Thursday, September 28, 2006

Moscow's Georgian Diversion

In an apparent drive to assert the new, "independent" foreign policy outlined by foreign minister Lavrov on September 26, Moscow has finally decided to further exacerbate the tensions that already exist in its relations with Tbilisi and to create a mini-crisis with Georgia -  mainly, it seems, as a sop to growing nationalist feeling within the Russian Federation, and in order to divert the West's attention away from embarrassments connected with recently-disclosed facets of Russian energy policy.  Using Tbilisi's detention of four Russian military officers accused of espionage, the Russian authorities have now recalled their ambassador and are undertaking a partial evacuation of Russian service personnel in Georgia.

The Russian government is expending a great of aggressive rhetoric on this new campaign, accusing Georgia of being a "bandit state", and talking of preparations for war.

 Moscow's principal aim in these hysterical outbursts is, it seems, to embarrass the United States into taking sides in the manufactured conflict. It's also, no doubt, a routine "testing of the water", in the wake of TH Ilves's victory in the Estonian presidential election - the three Baltic states of Estonia, Latvia and Lithuania are now led by presidents who were either born in the United States or were educated and brought up there.  Since the Baltics are now firmly in the EU and NATO, a showdown with one or all of them would not be in Moscow's best interests any more (Moscow even uses the old insulting phrase "near abroad" less frequently now in relation them)  - so Georgia has been singled out as a "next best" option. The implications for European security are, however, just as serious.

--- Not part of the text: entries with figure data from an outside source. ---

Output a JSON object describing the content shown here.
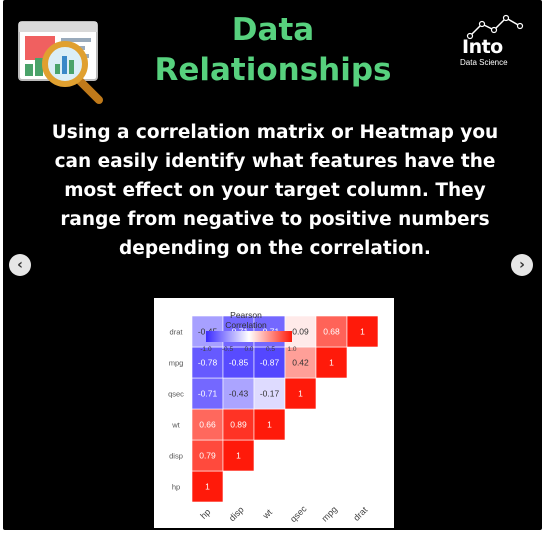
{
  "header": {
    "title_line1": "Data",
    "title_line2": "Relationships",
    "brand_name": "Into",
    "brand_subtitle": "Data Science",
    "logo_icon": "magnifier-chart-icon",
    "accent_color": "#57d17e"
  },
  "body": {
    "paragraph": "Using a correlation matrix or Heatmap you can easily identify what features have the most effect on your target column. They range from negative to positive numbers depending on the correlation."
  },
  "nav": {
    "prev_icon": "chevron-left-icon",
    "next_icon": "chevron-right-icon"
  },
  "chart_data": {
    "type": "heatmap",
    "variables": [
      "hp",
      "disp",
      "wt",
      "qsec",
      "mpg",
      "drat"
    ],
    "matrix": [
      [
        1,
        0.79,
        0.66,
        -0.71,
        -0.78,
        -0.45
      ],
      [
        null,
        1,
        0.89,
        -0.43,
        -0.85,
        -0.71
      ],
      [
        null,
        null,
        1,
        -0.17,
        -0.87,
        -0.71
      ],
      [
        null,
        null,
        null,
        1,
        0.42,
        0.09
      ],
      [
        null,
        null,
        null,
        null,
        1,
        0.68
      ],
      [
        null,
        null,
        null,
        null,
        null,
        1
      ]
    ],
    "legend_title_line1": "Pearson",
    "legend_title_line2": "Correlation",
    "legend_ticks": [
      "-1.0",
      "-0.5",
      "0.0",
      "0.5",
      "1.0"
    ],
    "value_range": [
      -1,
      1
    ],
    "colors": {
      "low": "#3b2bff",
      "mid": "#ffffff",
      "high": "#ff1a0a"
    }
  }
}
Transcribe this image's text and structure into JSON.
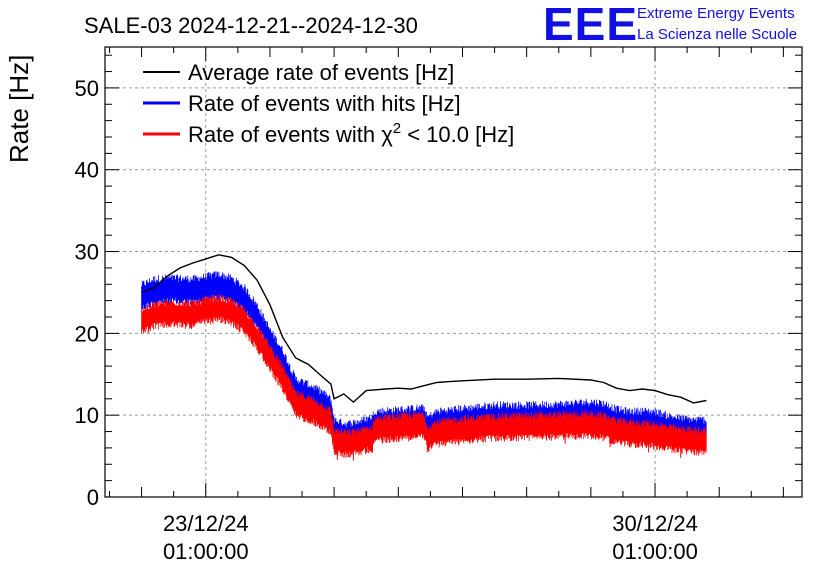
{
  "colors": {
    "average": "#000000",
    "hits": "#0000ff",
    "chi2": "#ff0000",
    "logo": "#1010e0"
  },
  "logo": {
    "mark": "EEE",
    "line1": "Extreme Energy Events",
    "line2": "La Scienza nelle Scuole"
  },
  "chart_data": {
    "type": "line",
    "title": "SALE-03 2024-12-21--2024-12-30",
    "ylabel": "Rate [Hz]",
    "xlabel": "",
    "ylim": [
      0,
      55
    ],
    "xlim": [
      -1.57,
      9.29
    ],
    "x_unit": "days since 23/12/24 01:00:00",
    "grid": true,
    "legend_position": "top-left",
    "yticks": [
      "0",
      "10",
      "20",
      "30",
      "40",
      "50"
    ],
    "yticks_values": [
      0,
      10,
      20,
      30,
      40,
      50
    ],
    "xticks": [
      {
        "date": "23/12/24",
        "time": "01:00:00",
        "x": 0
      },
      {
        "date": "30/12/24",
        "time": "01:00:00",
        "x": 7
      }
    ],
    "series": [
      {
        "name": "Average rate of events [Hz]",
        "color_key": "average",
        "style": "line",
        "x": [
          -1.0,
          -0.8,
          -0.6,
          -0.4,
          -0.2,
          0.0,
          0.2,
          0.4,
          0.6,
          0.8,
          1.0,
          1.2,
          1.4,
          1.6,
          1.8,
          1.95,
          2.0,
          2.15,
          2.3,
          2.5,
          2.8,
          3.0,
          3.2,
          3.4,
          3.6,
          3.8,
          4.0,
          4.5,
          5.0,
          5.5,
          6.0,
          6.2,
          6.4,
          6.6,
          6.8,
          7.0,
          7.2,
          7.4,
          7.6,
          7.8
        ],
        "y": [
          25.0,
          25.6,
          27.0,
          28.0,
          28.6,
          29.1,
          29.6,
          29.3,
          28.3,
          26.5,
          23.5,
          19.5,
          17.0,
          16.2,
          14.8,
          13.8,
          12.0,
          12.6,
          11.6,
          13.0,
          13.2,
          13.3,
          13.2,
          13.6,
          14.0,
          14.1,
          14.2,
          14.4,
          14.4,
          14.5,
          14.3,
          14.0,
          13.3,
          13.0,
          13.2,
          13.0,
          12.5,
          12.2,
          11.5,
          11.8
        ]
      },
      {
        "name": "Rate of events with hits [Hz]",
        "color_key": "hits",
        "style": "band",
        "x": [
          -1.0,
          -0.8,
          -0.6,
          -0.4,
          -0.2,
          0.0,
          0.2,
          0.4,
          0.6,
          0.8,
          1.0,
          1.2,
          1.4,
          1.6,
          1.8,
          1.95,
          2.0,
          2.2,
          2.4,
          2.6,
          2.62,
          3.4,
          3.45,
          3.6,
          3.8,
          4.0,
          4.5,
          5.0,
          5.5,
          6.0,
          6.2,
          6.4,
          6.6,
          6.8,
          7.0,
          7.2,
          7.4,
          7.6,
          7.8
        ],
        "y": [
          24.5,
          25.2,
          25.3,
          25.3,
          25.2,
          25.5,
          25.8,
          25.3,
          24.2,
          22.0,
          19.0,
          16.5,
          13.0,
          12.3,
          11.5,
          10.5,
          8.0,
          7.5,
          7.8,
          8.4,
          9.0,
          9.5,
          8.3,
          9.0,
          9.2,
          9.4,
          9.8,
          9.8,
          9.9,
          10.2,
          10.0,
          9.3,
          9.0,
          9.1,
          9.0,
          8.5,
          8.2,
          8.0,
          8.0
        ]
      },
      {
        "name": "Rate of events with χ² < 10.0 [Hz]",
        "color_key": "chi2",
        "style": "band",
        "x": [
          -1.0,
          -0.8,
          -0.6,
          -0.4,
          -0.2,
          0.0,
          0.2,
          0.4,
          0.6,
          0.8,
          1.0,
          1.2,
          1.4,
          1.6,
          1.8,
          1.95,
          2.0,
          2.2,
          2.4,
          2.6,
          2.62,
          3.4,
          3.45,
          3.6,
          3.8,
          4.0,
          4.5,
          5.0,
          5.5,
          6.0,
          6.2,
          6.4,
          6.6,
          6.8,
          7.0,
          7.2,
          7.4,
          7.6,
          7.8
        ],
        "y": [
          21.5,
          22.2,
          22.4,
          22.4,
          22.3,
          22.8,
          23.0,
          22.6,
          21.5,
          19.5,
          17.0,
          14.5,
          11.3,
          10.8,
          10.0,
          9.2,
          6.8,
          6.5,
          6.8,
          7.2,
          8.2,
          8.8,
          7.2,
          7.8,
          8.0,
          8.2,
          8.5,
          8.6,
          8.7,
          8.8,
          8.6,
          8.0,
          7.8,
          7.7,
          7.6,
          7.2,
          7.0,
          6.8,
          6.9
        ]
      }
    ],
    "legend": [
      {
        "text": "Average rate of events [Hz]",
        "color_key": "average"
      },
      {
        "text": "Rate of events with hits [Hz]",
        "color_key": "hits"
      },
      {
        "text_main": "Rate of events with χ",
        "text_sup": "2",
        "text_tail": " < 10.0 [Hz]",
        "color_key": "chi2"
      }
    ]
  }
}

The current standoff with Georgia shows how little, in fact, the foreign policy aims of Moscow have really changed in the 15 years since the Cold War is supposed to have ended, and how closely the sights of Russian political leaders are still trained on an eventual restoration of "old" borders. Some of this geopolitical thinking goes back a rather long way. As Paul Goble told an audience recently,

No Russian that I have ever met thinks the borders of the Russian Federation are the proper borders. A poll last spring found that 74 percent of high school graduates in the city of Moscow think the proper borders of the Russian Federation are those of the Russian Empire in 1914. Which means Poland, Finland, the Baltic countries, and part of Turkey, and there are several people in the Russian state Duma who want negotiations restarted about Alaska.